Cofield spent last summer studying in Madaba, Jordan, after earning a Critical Language Scholarship. During her two months in Jordan, she learned about the region’s culture and history while visiting sites such as the pillars of the Roman Temple of Hercules, a stone amphitheater built in the second century called the Roman Theatre and the Red Sea.
Her accolades at MU include selection for the Sue Shear Institute for Women in Public Life and the Griffiths Leadership Society for Women. Cofield served as a senator with the Missouri Student Association (MSA) and is co-chair of the MSA Board of Elections Commissioners. She is also a former pole-vaulter on the Mizzou track and field team and earned a spot on the SEC Student-Athlete Honors Roll.

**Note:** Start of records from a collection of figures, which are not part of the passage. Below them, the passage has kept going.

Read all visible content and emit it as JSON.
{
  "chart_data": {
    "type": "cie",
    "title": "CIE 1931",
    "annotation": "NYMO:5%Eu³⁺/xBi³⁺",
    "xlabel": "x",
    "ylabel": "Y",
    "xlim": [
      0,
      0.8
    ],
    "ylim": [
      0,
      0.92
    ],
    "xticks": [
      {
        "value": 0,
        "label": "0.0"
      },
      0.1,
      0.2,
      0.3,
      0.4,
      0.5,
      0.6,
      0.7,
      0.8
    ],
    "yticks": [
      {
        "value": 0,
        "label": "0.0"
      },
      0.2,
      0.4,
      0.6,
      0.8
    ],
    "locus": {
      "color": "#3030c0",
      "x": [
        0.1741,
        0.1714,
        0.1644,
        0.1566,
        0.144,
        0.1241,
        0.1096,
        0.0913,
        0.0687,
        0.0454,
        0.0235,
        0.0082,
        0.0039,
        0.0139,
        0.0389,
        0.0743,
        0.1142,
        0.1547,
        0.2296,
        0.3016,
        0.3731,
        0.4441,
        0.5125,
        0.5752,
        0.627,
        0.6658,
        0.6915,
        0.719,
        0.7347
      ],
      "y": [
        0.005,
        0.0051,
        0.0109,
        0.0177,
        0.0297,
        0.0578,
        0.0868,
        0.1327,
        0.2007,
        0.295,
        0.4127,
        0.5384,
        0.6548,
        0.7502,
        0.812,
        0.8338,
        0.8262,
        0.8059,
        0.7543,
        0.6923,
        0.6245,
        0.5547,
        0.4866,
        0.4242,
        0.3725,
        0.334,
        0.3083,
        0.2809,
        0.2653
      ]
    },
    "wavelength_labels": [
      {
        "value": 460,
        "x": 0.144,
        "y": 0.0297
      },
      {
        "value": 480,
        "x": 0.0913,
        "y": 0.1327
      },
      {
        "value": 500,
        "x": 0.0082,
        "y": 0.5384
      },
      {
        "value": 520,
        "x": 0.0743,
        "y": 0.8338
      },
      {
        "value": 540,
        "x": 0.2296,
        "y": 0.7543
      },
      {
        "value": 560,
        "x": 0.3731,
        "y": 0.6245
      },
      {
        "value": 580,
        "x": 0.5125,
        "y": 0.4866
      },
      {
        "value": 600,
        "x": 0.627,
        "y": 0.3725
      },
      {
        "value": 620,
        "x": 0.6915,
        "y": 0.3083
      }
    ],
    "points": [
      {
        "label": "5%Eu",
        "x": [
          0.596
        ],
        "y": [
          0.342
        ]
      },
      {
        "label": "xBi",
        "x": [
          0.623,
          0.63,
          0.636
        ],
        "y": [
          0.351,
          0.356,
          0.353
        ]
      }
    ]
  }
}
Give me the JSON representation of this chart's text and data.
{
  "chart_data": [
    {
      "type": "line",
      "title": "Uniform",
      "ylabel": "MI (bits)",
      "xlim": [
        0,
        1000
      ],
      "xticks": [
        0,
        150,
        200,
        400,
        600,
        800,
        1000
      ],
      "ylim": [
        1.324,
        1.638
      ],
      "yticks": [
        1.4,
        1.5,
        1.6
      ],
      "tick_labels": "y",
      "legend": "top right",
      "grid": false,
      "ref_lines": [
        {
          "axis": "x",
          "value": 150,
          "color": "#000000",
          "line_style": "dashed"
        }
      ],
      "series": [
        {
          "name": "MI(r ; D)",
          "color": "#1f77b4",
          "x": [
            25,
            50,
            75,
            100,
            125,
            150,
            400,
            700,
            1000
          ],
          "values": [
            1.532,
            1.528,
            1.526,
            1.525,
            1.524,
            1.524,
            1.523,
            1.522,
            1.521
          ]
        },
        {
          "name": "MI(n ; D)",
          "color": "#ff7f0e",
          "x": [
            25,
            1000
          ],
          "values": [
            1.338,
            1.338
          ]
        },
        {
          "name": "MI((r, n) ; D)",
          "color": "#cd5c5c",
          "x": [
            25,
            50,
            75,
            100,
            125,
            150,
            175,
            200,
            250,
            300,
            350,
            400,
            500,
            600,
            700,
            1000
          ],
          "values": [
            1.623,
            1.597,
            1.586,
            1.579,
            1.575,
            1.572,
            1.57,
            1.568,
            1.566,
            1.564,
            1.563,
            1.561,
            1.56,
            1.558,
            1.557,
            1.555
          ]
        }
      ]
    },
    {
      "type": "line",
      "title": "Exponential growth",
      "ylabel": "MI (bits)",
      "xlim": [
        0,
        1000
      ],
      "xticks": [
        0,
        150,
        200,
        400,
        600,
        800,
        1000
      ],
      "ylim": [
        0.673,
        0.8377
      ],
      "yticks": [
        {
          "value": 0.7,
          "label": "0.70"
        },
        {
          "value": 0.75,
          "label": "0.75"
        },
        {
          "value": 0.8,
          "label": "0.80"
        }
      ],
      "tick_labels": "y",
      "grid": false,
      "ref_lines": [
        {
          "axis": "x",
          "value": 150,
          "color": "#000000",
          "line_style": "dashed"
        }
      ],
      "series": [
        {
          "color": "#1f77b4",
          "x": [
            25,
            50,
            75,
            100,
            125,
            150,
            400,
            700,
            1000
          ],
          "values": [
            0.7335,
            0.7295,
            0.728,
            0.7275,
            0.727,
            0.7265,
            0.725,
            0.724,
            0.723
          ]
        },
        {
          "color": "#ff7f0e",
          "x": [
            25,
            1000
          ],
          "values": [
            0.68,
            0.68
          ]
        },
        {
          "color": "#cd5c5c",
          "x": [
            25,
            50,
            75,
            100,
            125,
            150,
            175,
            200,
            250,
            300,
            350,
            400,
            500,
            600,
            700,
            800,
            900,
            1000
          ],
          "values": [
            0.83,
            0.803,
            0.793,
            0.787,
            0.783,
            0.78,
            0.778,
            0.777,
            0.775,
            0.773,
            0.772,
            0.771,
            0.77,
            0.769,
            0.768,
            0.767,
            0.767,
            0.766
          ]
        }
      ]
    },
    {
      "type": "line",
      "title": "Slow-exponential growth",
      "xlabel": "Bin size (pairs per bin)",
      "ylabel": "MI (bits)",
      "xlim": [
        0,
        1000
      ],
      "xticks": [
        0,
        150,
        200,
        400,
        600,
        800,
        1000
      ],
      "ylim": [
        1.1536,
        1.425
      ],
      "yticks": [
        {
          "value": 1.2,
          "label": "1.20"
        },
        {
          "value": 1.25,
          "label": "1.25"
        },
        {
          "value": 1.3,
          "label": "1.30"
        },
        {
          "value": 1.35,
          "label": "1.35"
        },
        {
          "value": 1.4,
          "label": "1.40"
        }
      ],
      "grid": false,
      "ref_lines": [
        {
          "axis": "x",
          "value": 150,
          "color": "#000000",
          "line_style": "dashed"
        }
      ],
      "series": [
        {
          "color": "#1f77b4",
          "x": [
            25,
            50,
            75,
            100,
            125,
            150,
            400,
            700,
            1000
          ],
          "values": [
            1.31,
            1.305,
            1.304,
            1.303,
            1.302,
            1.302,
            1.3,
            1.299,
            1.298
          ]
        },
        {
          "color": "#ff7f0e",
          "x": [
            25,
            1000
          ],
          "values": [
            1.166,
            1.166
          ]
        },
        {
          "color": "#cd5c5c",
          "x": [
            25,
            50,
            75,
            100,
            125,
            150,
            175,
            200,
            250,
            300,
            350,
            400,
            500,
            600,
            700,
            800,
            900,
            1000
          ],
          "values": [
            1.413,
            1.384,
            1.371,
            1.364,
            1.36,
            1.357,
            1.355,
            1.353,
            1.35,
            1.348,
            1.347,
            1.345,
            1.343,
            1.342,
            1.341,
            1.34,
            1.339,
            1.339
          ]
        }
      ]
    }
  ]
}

Cofield is active in the community, having volunteered with the Food Bank for Central and Northeast Missouri, coordinated an event for at-risk youths and assisted in a county jail research project. Cofield has also served as a legislative intern with the Kansas City Council and in the Missouri State Senate.
Since 1987, the University of Missouri has been home to 18 Truman Scholars including Emily Waggoner in 2015 and Maria Kalaitzandonakes in 2016. Mizzou has also had numerous finalists with 2017 finalists Cofield, Chris Dade and Nora Faris.
Established by Congress in 1975, The Truman Scholarship Foundation awards scholarships for college students to attend graduate school in preparation for careers in government or elsewhere in public service. This year, there were 768 candidates for the award nominated by 315 colleges and universities. Sixty-two students were named Truman Scholars.
Recipients of the Truman Scholarship receive a $30,000 scholarship toward graduate school and the opportunity to participate in professional development programming to help prepare them for careers in public service leadership.